Même les légendes finissent par tester l’outil qui fait trembler leur métier. Linus Torvalds, figure tutélaire de l’open source et créateur de Linux, a récemment admis utiliser l’IA pour coder. Ce n’est pas par effet de mode, mais par efficacité.
C’est inarrêtable, je le sens. L’IA avance sans ralentir. Il est normal que des experts restent confiants sur le fait qu’il n’y aura pas d’explosion de la fameuse bulle de l’IA cette année. La technologie séduit et rassure. Même les plus sceptiques d’hier commencent à s’y mettre, parfois à reculons. La preuve ultime de ce basculement est Linus Torvalds. Le créateur de Linux qui est longtemps prudent face à l’IA reconnaît aujourd’hui l’avoir utilisée pour coder.
L’IA utilisée par le créateur de Linux
Linus Torvalds opte pour le vibe-coding. Pour ceux qui ne savent pas encore, cette approche permet de créer du code en dialoguant avec une IA, sans écrire chaque ligne soi-même. On décrit ce que l’on veut. Puis l’outil s’exécute.

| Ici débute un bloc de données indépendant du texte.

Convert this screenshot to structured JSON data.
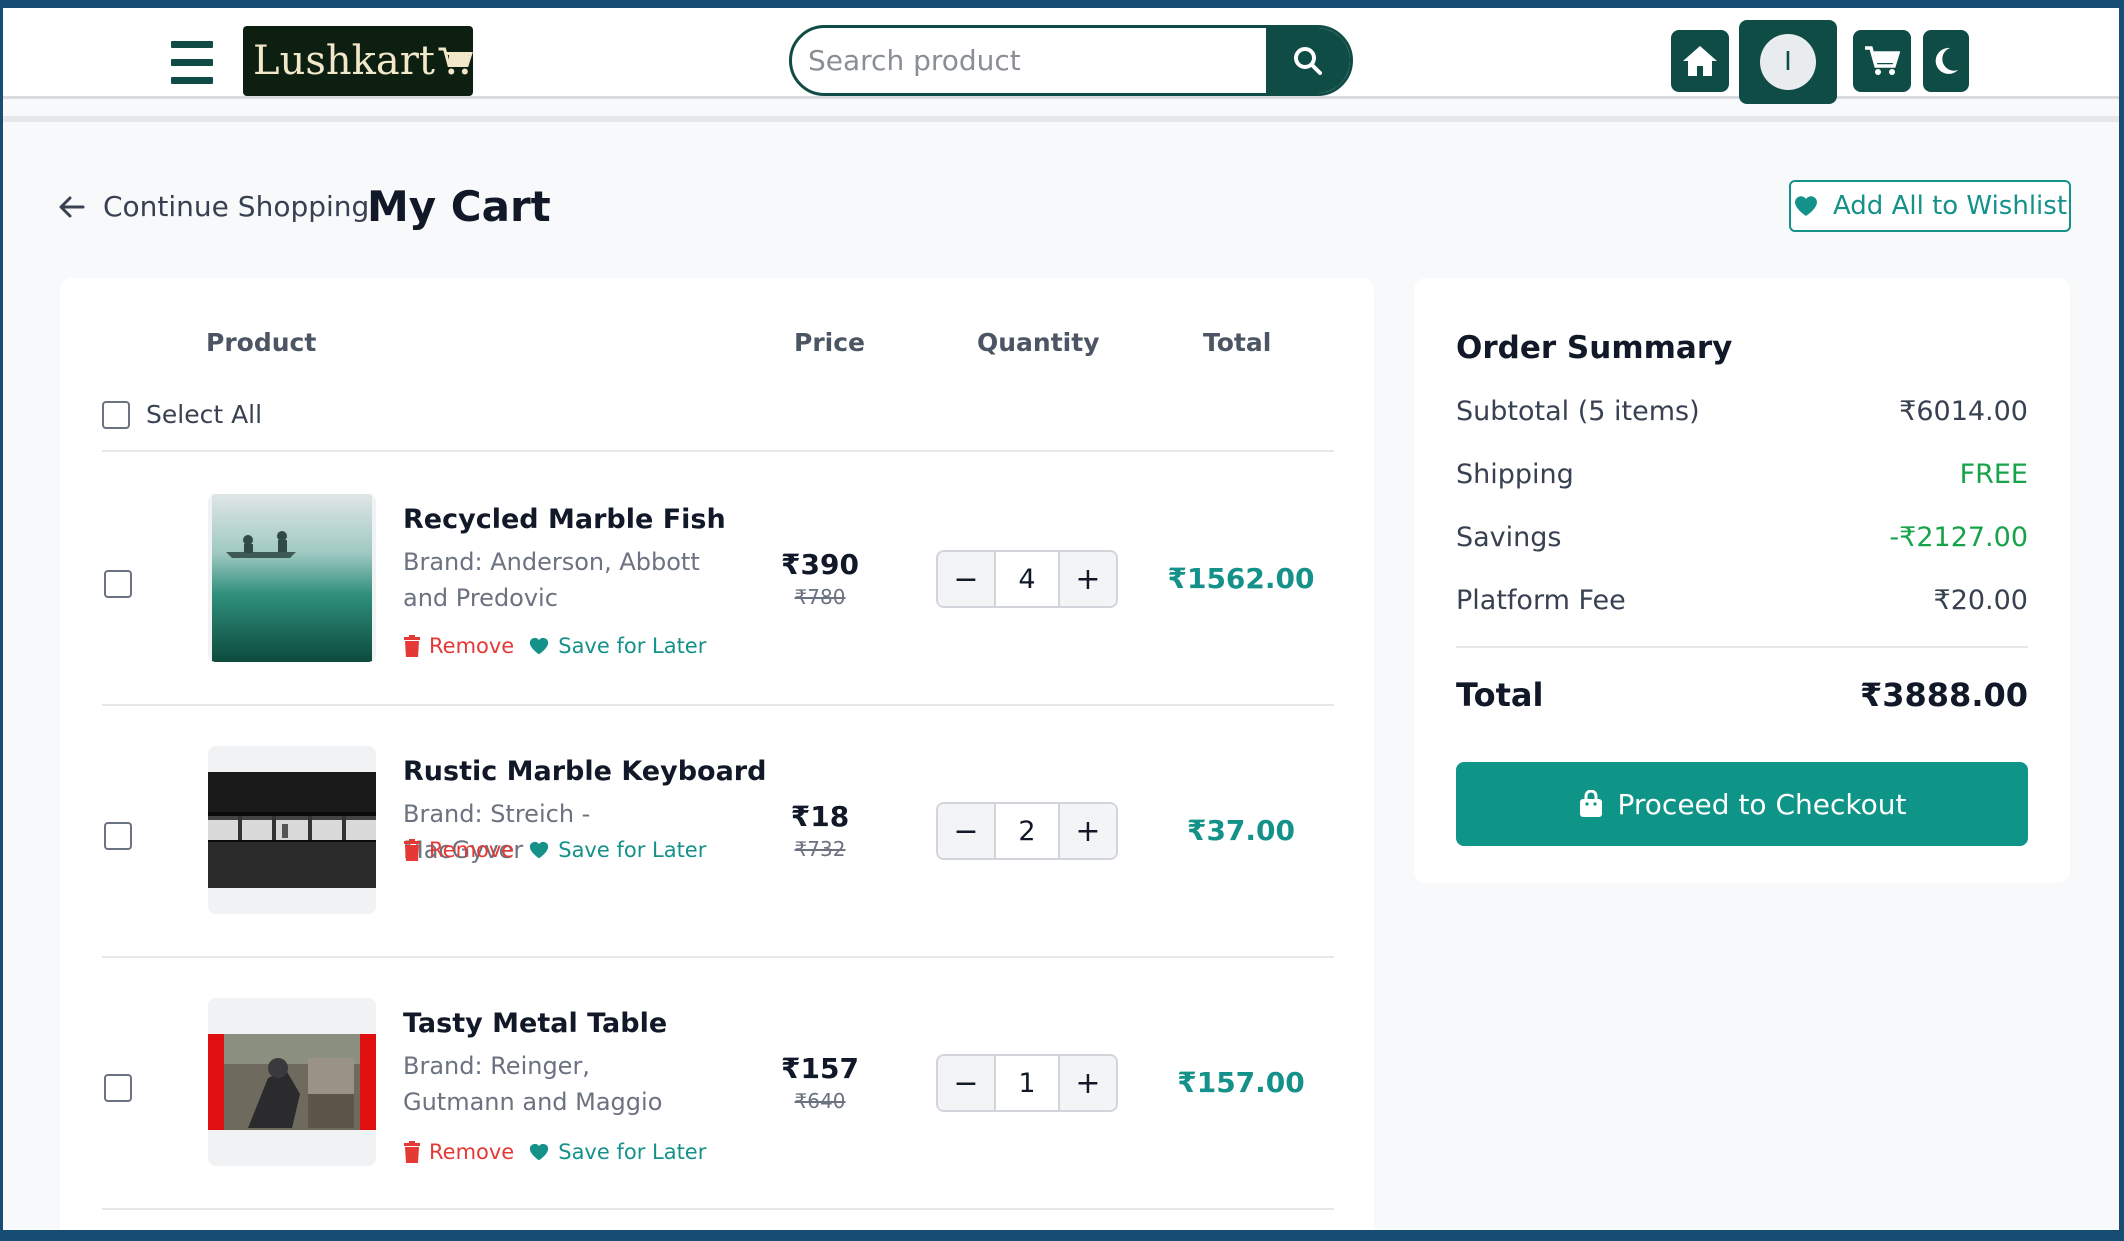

Des services comme Lovable, Hostinger Horizons ou Google Antigravity surfent déjà sur la vague. Et contre toute attente, Google Antigravity a attiré l’attention de Torvalds.
Le contexte reste important. Le créateur de Linux a utilisé l’IA pour un projet personnel, baptisé AudioNoise, publié sur GitHub. C’est-à-dire que cette technologie ne touche pas l’écosystème Linux. Toutefois, l’expérience existe et elle est documentée.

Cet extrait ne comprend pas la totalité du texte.